Un robot biohybride miniature

Yuya Morimoto et Shoji Takeuchi sont les deux chercheurs à l’origine de ces travaux qui ont fait l’objet d’un article publié le 31 mai dernier dans la revue Science Robotics. Avec le soutien de l’Institut des sciences industrielles de leur université, ils ont cultivé sur des feuilles d’hydrogel des cellules souches issues de rats qui se sont ensuite transformées en fibres puis en muscles.

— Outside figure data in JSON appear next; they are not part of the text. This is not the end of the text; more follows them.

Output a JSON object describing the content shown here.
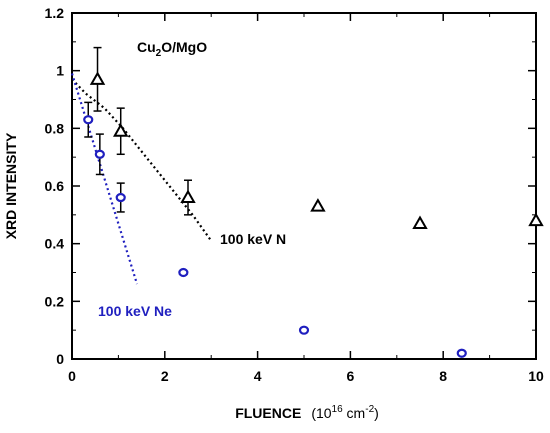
{
  "chart_data": {
    "type": "scatter",
    "title": "",
    "xlabel": "FLUENCE",
    "xlabel_unit_prefix": "(10",
    "xlabel_unit_exp1": "16",
    "xlabel_unit_mid": " cm",
    "xlabel_unit_exp2": "-2",
    "xlabel_unit_suffix": ")",
    "ylabel": "XRD INTENSITY",
    "xlim": [
      0,
      10
    ],
    "ylim": [
      0,
      1.2
    ],
    "x_ticks": [
      "0",
      "2",
      "4",
      "6",
      "8",
      "10"
    ],
    "y_ticks": [
      "0",
      "0.2",
      "0.4",
      "0.6",
      "0.8",
      "1",
      "1.2"
    ],
    "grid": false,
    "sample_label": {
      "main": "Cu",
      "sub": "2",
      "rest": "O/MgO"
    },
    "series": [
      {
        "name": "100 keV N",
        "marker": "triangle",
        "color": "#000000",
        "points": [
          {
            "x": 0.55,
            "y": 0.97,
            "err": 0.11
          },
          {
            "x": 1.05,
            "y": 0.79,
            "err": 0.08
          },
          {
            "x": 2.5,
            "y": 0.56,
            "err": 0.06
          },
          {
            "x": 5.3,
            "y": 0.53
          },
          {
            "x": 7.5,
            "y": 0.47
          },
          {
            "x": 10.0,
            "y": 0.48
          }
        ],
        "fit_line": [
          [
            0.0,
            0.97
          ],
          [
            0.3,
            0.92
          ],
          [
            0.7,
            0.87
          ],
          [
            1.1,
            0.8
          ],
          [
            1.6,
            0.7
          ],
          [
            2.1,
            0.6
          ],
          [
            2.6,
            0.5
          ],
          [
            3.0,
            0.41
          ]
        ]
      },
      {
        "name": "100 keV Ne",
        "marker": "circle",
        "color": "#1f1fbf",
        "points": [
          {
            "x": 0.35,
            "y": 0.83,
            "err": 0.06
          },
          {
            "x": 0.6,
            "y": 0.71,
            "err": 0.07
          },
          {
            "x": 1.05,
            "y": 0.56,
            "err": 0.05
          },
          {
            "x": 2.4,
            "y": 0.3
          },
          {
            "x": 5.0,
            "y": 0.1
          },
          {
            "x": 8.4,
            "y": 0.02
          }
        ],
        "fit_line": [
          [
            0.0,
            0.99
          ],
          [
            1.4,
            0.26
          ]
        ]
      }
    ]
  }
}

Une fois ces muscles obtenus, ils ont procédé à leur implantation sur un robot miniature constitué de métal et de plastique et mesurant seulement quelques millimètres de long. Des électrodes ont ensuite été fixées sur les fibres musculaires pour transmettre le stimulus nécessaire à la contraction et à la décontraction du muscle.

Au stade actuel, le robot a un fonctionnement qui peut être comparé à celui d’un doigt et possède une capacité de flexion et de traction lui permettant d’attraper et de soulever un anneau. Le robot est conservé dans l’eau, ce qui permet aux muscles d’atteindre une durée de vie d’une semaine. Dans des études précédentes, l’absence de contraction et de décontraction entraînait un rétrécissement et une détérioration des fibres musculaires.

Des perspectives intéressantes pour la santé

Ces travaux jusqu’ici inédits n’en sont encore qu’à leurs balbutiements mais laissent toutefois présager des perspectives intéressantes pour d’autres domaines et notamment la santé.

L’objectif final des chercheurs japonais est de regrouper plusieurs de ces robots miniatures dans un seul et unique appareil qui permettrait de reproduire une activité musculaire plus complexe comme celle qui permet par exemple aux mains et aux bras de fonctionner.

A terme, cette innovation pourrait contribuer à l’amélioration des procédures de transplantation d’organes et intervenir dans la fabrication de prothèses plus performantes : un espoir pour les personnes accidentées ou nées avec une malformation.